Montag, 29. November 2010

Gegen Massentierhaltung

Wir alle wissen längst, dass in der modernen Massentierhaltung eine Tierquälerei in gigantischem Ausmaß stattfindet. Trotzdem nimmt die Zahl und Größe der Tierfabriken in Deutschland immer weiter zu. Die Auswirkungen sind fatal. Die Massentierhaltung

  • bereitet Tieren ein Leben voller Schmerz und Leiden,
  • trägt zum Klimawandel bei,
  • verschmutzt unsere Umwelt,
  • ist ein Brutkasten für Krankheitserreger,
  • schadet unserer Gesundheit,
  • verschwendet wichtige Ressourcen
  • und zerstört die Existenzgrundlage von Bauern in Entwicklungsländern.
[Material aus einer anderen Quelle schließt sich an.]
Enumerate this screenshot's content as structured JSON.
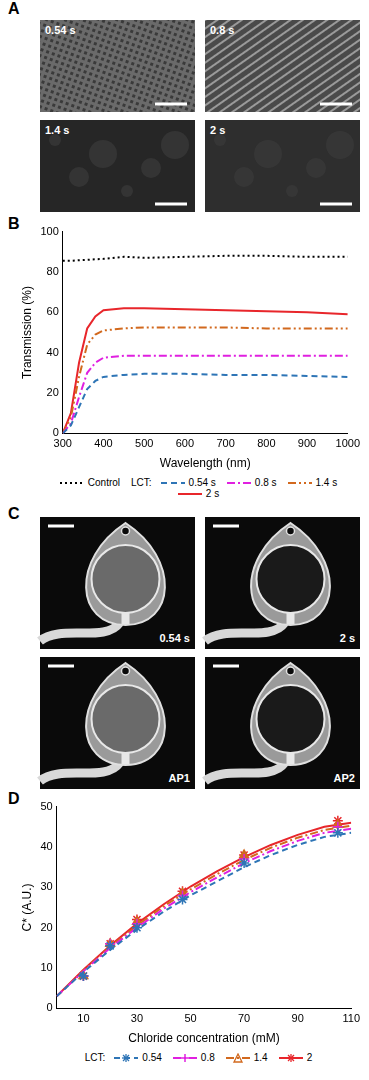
{
  "panels": {
    "A": {
      "label": "A",
      "images": [
        "0.54 s",
        "0.8 s",
        "1.4 s",
        "2 s"
      ]
    },
    "C": {
      "label": "C",
      "images": [
        "0.54 s",
        "2 s",
        "AP1",
        "AP2"
      ]
    }
  },
  "chart_data": [
    {
      "label": "B",
      "type": "line",
      "x_label": "Wavelength (nm)",
      "y_label": "Transmission (%)",
      "x": [
        300,
        320,
        340,
        360,
        380,
        400,
        450,
        500,
        600,
        700,
        800,
        900,
        1000
      ],
      "xlim": [
        300,
        1000
      ],
      "xticks": [
        300,
        400,
        500,
        600,
        700,
        800,
        900,
        1000
      ],
      "ylim": [
        0,
        100
      ],
      "yticks": [
        0,
        20,
        40,
        60,
        80,
        100
      ],
      "grid": false,
      "legend": "bottom",
      "legend_title": "LCT:",
      "reference": {
        "name": "Control",
        "color": "#000000",
        "line_style": "dotted",
        "values": [
          85.5,
          85.5,
          85.8,
          86,
          86.3,
          86.5,
          87.5,
          87,
          87.5,
          88,
          88,
          87.5,
          87.5
        ]
      },
      "series": [
        {
          "name": "0.54 s",
          "color": "#2e75b6",
          "line_style": "dashed",
          "values": [
            0,
            4,
            13,
            22,
            26,
            28,
            29,
            29.5,
            29.5,
            29,
            29,
            28.5,
            28
          ]
        },
        {
          "name": "0.8 s",
          "color": "#e020e0",
          "line_style": "dashdot",
          "values": [
            0,
            5,
            18,
            30,
            35,
            37.5,
            38.5,
            38.5,
            38.5,
            38.5,
            38.5,
            38.5,
            38.5
          ]
        },
        {
          "name": "1.4 s",
          "color": "#d2691e",
          "line_style": "dashdotdot",
          "values": [
            0,
            8,
            28,
            44,
            49,
            51,
            52,
            52.5,
            52.5,
            52.5,
            52,
            52,
            52
          ]
        },
        {
          "name": "2 s",
          "color": "#e8262b",
          "line_style": "solid",
          "values": [
            0,
            10,
            35,
            52,
            58,
            61,
            62,
            62,
            61.5,
            61,
            60.5,
            60,
            59
          ]
        }
      ]
    },
    {
      "label": "D",
      "type": "scatter",
      "x_label": "Chloride concentration (mM)",
      "y_label": "C* (A.U.)",
      "xlim": [
        0,
        110
      ],
      "xticks": [
        10,
        30,
        50,
        70,
        90,
        110
      ],
      "ylim": [
        0,
        50
      ],
      "yticks": [
        0,
        10,
        20,
        30,
        40,
        50
      ],
      "grid": false,
      "legend": "bottom",
      "legend_title": "LCT:",
      "series": [
        {
          "name": "0.54",
          "color": "#2e75b6",
          "marker": "star",
          "line_style": "dashed",
          "x": [
            10,
            20,
            30,
            47,
            70,
            105
          ],
          "values": [
            8,
            15.5,
            20,
            27,
            36,
            43.5
          ],
          "fit_x": [
            0,
            10,
            20,
            30,
            40,
            50,
            60,
            70,
            80,
            90,
            100,
            110
          ],
          "fit": [
            3,
            9,
            14.5,
            19.5,
            24,
            28,
            31.5,
            35,
            38,
            40.5,
            42.5,
            43.5
          ]
        },
        {
          "name": "0.8",
          "color": "#e020e0",
          "marker": "cross",
          "line_style": "dashdot",
          "x": [
            10,
            20,
            30,
            47,
            70,
            105
          ],
          "values": [
            8,
            16,
            21,
            28,
            37,
            45
          ],
          "fit_x": [
            0,
            10,
            20,
            30,
            40,
            50,
            60,
            70,
            80,
            90,
            100,
            110
          ],
          "fit": [
            3,
            9.2,
            15,
            20,
            24.7,
            28.8,
            32.5,
            36,
            39,
            41.5,
            43.5,
            44.5
          ]
        },
        {
          "name": "1.4",
          "color": "#d2691e",
          "marker": "triangle",
          "line_style": "dashdot",
          "x": [
            10,
            20,
            30,
            47,
            70,
            105
          ],
          "values": [
            8,
            16,
            21.5,
            28.5,
            38,
            45.5
          ],
          "fit_x": [
            0,
            10,
            20,
            30,
            40,
            50,
            60,
            70,
            80,
            90,
            100,
            110
          ],
          "fit": [
            3,
            9.4,
            15.3,
            20.5,
            25.3,
            29.5,
            33.3,
            36.8,
            39.8,
            42.3,
            44.2,
            45.3
          ]
        },
        {
          "name": "2",
          "color": "#e8262b",
          "marker": "star",
          "line_style": "solid",
          "x": [
            10,
            20,
            30,
            47,
            70,
            105
          ],
          "values": [
            8,
            16,
            22,
            29,
            38,
            46.5
          ],
          "fit_x": [
            0,
            10,
            20,
            30,
            40,
            50,
            60,
            70,
            80,
            90,
            100,
            110
          ],
          "fit": [
            3,
            9.6,
            15.6,
            21,
            25.8,
            30.2,
            34,
            37.5,
            40.5,
            43,
            45,
            46
          ]
        }
      ]
    }
  ]
}
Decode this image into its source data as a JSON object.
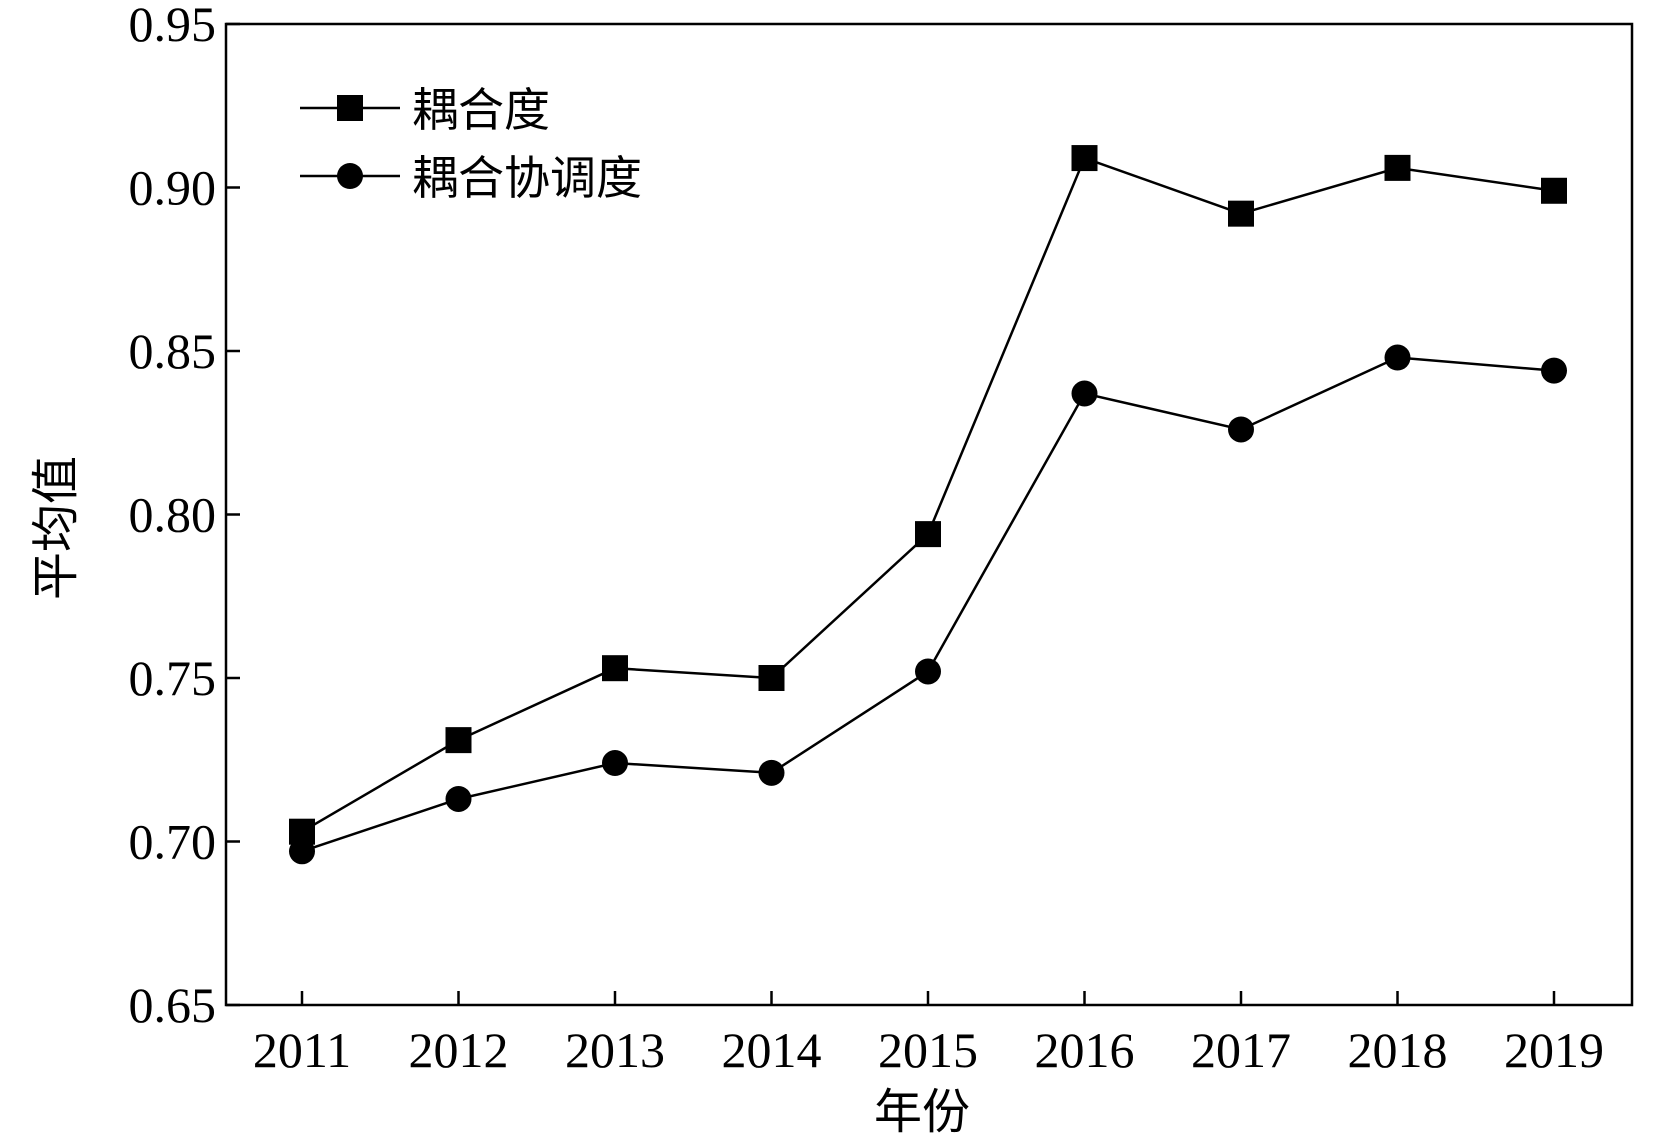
{
  "chart_data": {
    "type": "line",
    "title": "",
    "xlabel": "年份",
    "ylabel": "平均值",
    "categories": [
      "2011",
      "2012",
      "2013",
      "2014",
      "2015",
      "2016",
      "2017",
      "2018",
      "2019"
    ],
    "ylim": [
      0.65,
      0.95
    ],
    "yticks": [
      "0.65",
      "0.70",
      "0.75",
      "0.80",
      "0.85",
      "0.90",
      "0.95"
    ],
    "grid": false,
    "legend_position": "top-left",
    "series": [
      {
        "name": "耦合度",
        "marker": "square",
        "color": "#000000",
        "values": [
          0.703,
          0.731,
          0.753,
          0.75,
          0.794,
          0.909,
          0.892,
          0.906,
          0.899
        ]
      },
      {
        "name": "耦合协调度",
        "marker": "circle",
        "color": "#000000",
        "values": [
          0.697,
          0.713,
          0.724,
          0.721,
          0.752,
          0.837,
          0.826,
          0.848,
          0.844
        ]
      }
    ]
  }
}
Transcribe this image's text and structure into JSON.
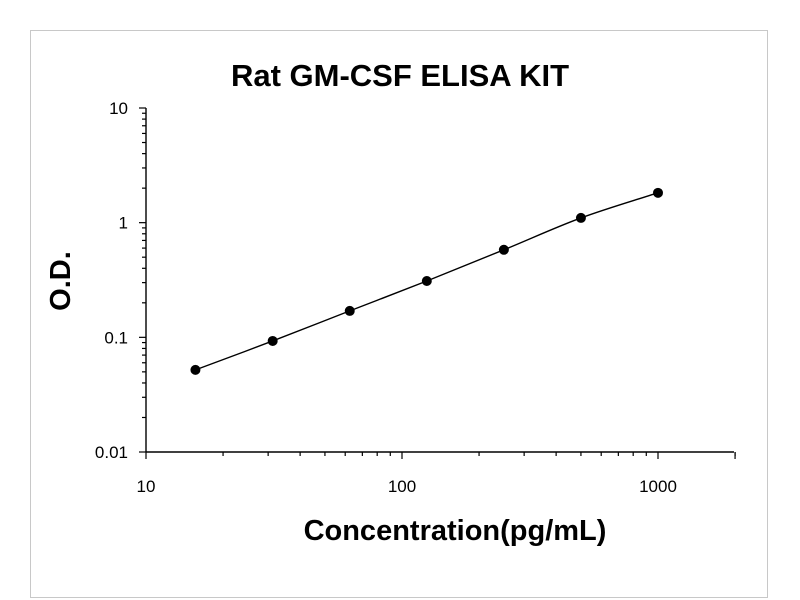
{
  "chart_data": {
    "type": "scatter",
    "title": "Rat GM-CSF ELISA KIT",
    "xlabel": "Concentration(pg/mL)",
    "ylabel": "O.D.",
    "x_scale": "log",
    "y_scale": "log",
    "xlim": [
      10,
      2000
    ],
    "ylim": [
      0.01,
      10
    ],
    "x_ticks": [
      10,
      100,
      1000
    ],
    "x_tick_labels": [
      "10",
      "100",
      "1000"
    ],
    "y_ticks": [
      0.01,
      0.1,
      1,
      10
    ],
    "y_tick_labels": [
      "0.01",
      "0.1",
      "1",
      "10"
    ],
    "grid": false,
    "legend": "none",
    "series": [
      {
        "x": [
          15.6,
          31.25,
          62.5,
          125,
          250,
          500,
          1000
        ],
        "y": [
          0.052,
          0.093,
          0.17,
          0.31,
          0.58,
          1.1,
          1.82
        ]
      }
    ],
    "fit_curve": true,
    "marker_color": "#000000",
    "line_color": "#000000"
  }
}
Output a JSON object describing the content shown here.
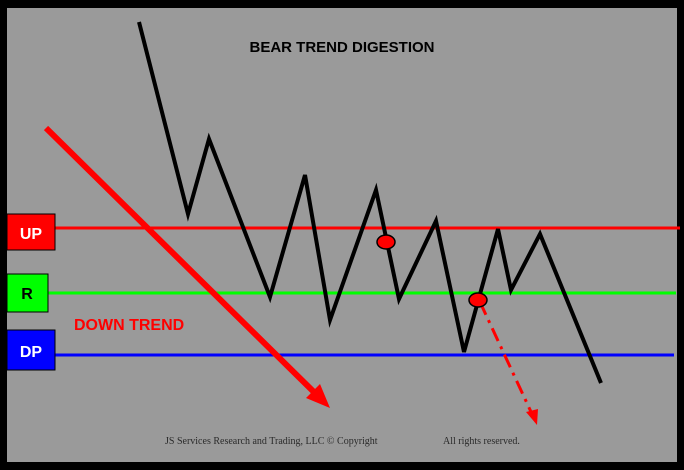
{
  "title": "BEAR TREND DIGESTION",
  "trend_label": "DOWN TREND",
  "levels": {
    "up": {
      "label": "UP",
      "color": "#ff0000"
    },
    "r": {
      "label": "R",
      "color": "#00ff00"
    },
    "dp": {
      "label": "DP",
      "color": "#0000ff"
    }
  },
  "footer": {
    "left": "JS Services Research and Trading, LLC © Copyright",
    "right": "All rights reserved."
  },
  "colors": {
    "background": "#9a9a9a",
    "frame": "#000000",
    "price_line": "#000000",
    "trend_arrow": "#ff0000",
    "marker": "#ff0000"
  }
}
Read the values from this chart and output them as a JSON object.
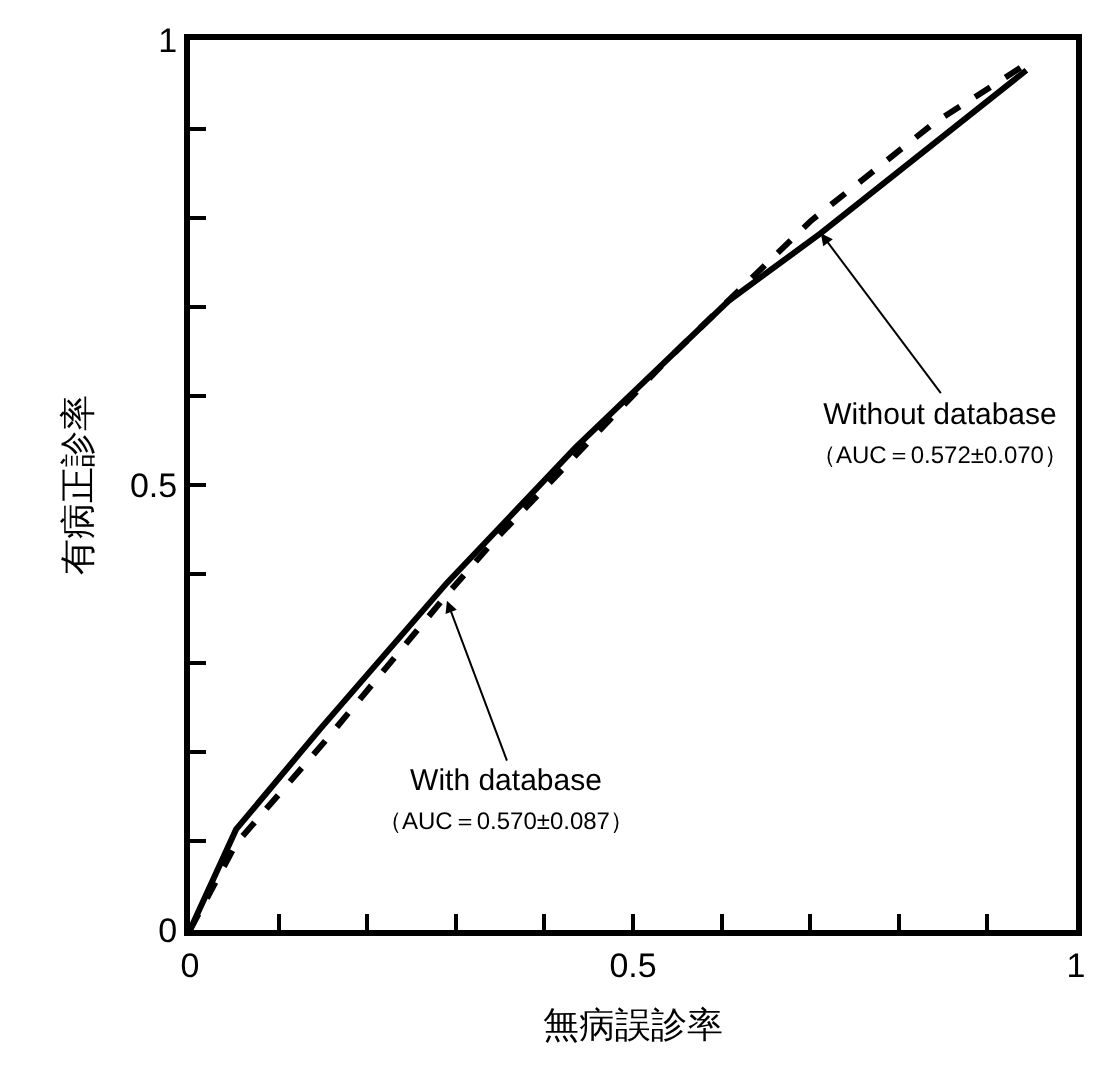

Man muss keine Veganerin, keine Vegetarierin, ja nicht einmal ein Tierfreund sein, um zu sehen, dass hier politischer Regelungsbedarf besteht. Wir rufen deswegen alle verantwortungsbewussten Menschen auf, sich uns anzuschließen:

http://www.gegen-massentierhaltung.de/

Dienstag, 26. Oktober 2010

Unhaltbare Zustände in Hühnerställen


Seit Anfang 2010 ist in Deutschland die konventionelle Käfighaltung von Legehennen aus Gründen des Tierschutzes verboten. In Supermärkten und Discountern gibt es deshalb kaum noch Eier aus Legebatterien. Verbraucher können jetzt meist zwischen Eiern aus Boden-, Freiland- oder Biohaltung wählen. Doch auch dort gibt es offenbar nicht überall glückliche Hühner. Aufnahmen, die FAKT zeigt, belegen Probleme mit der artgerechten Haltung.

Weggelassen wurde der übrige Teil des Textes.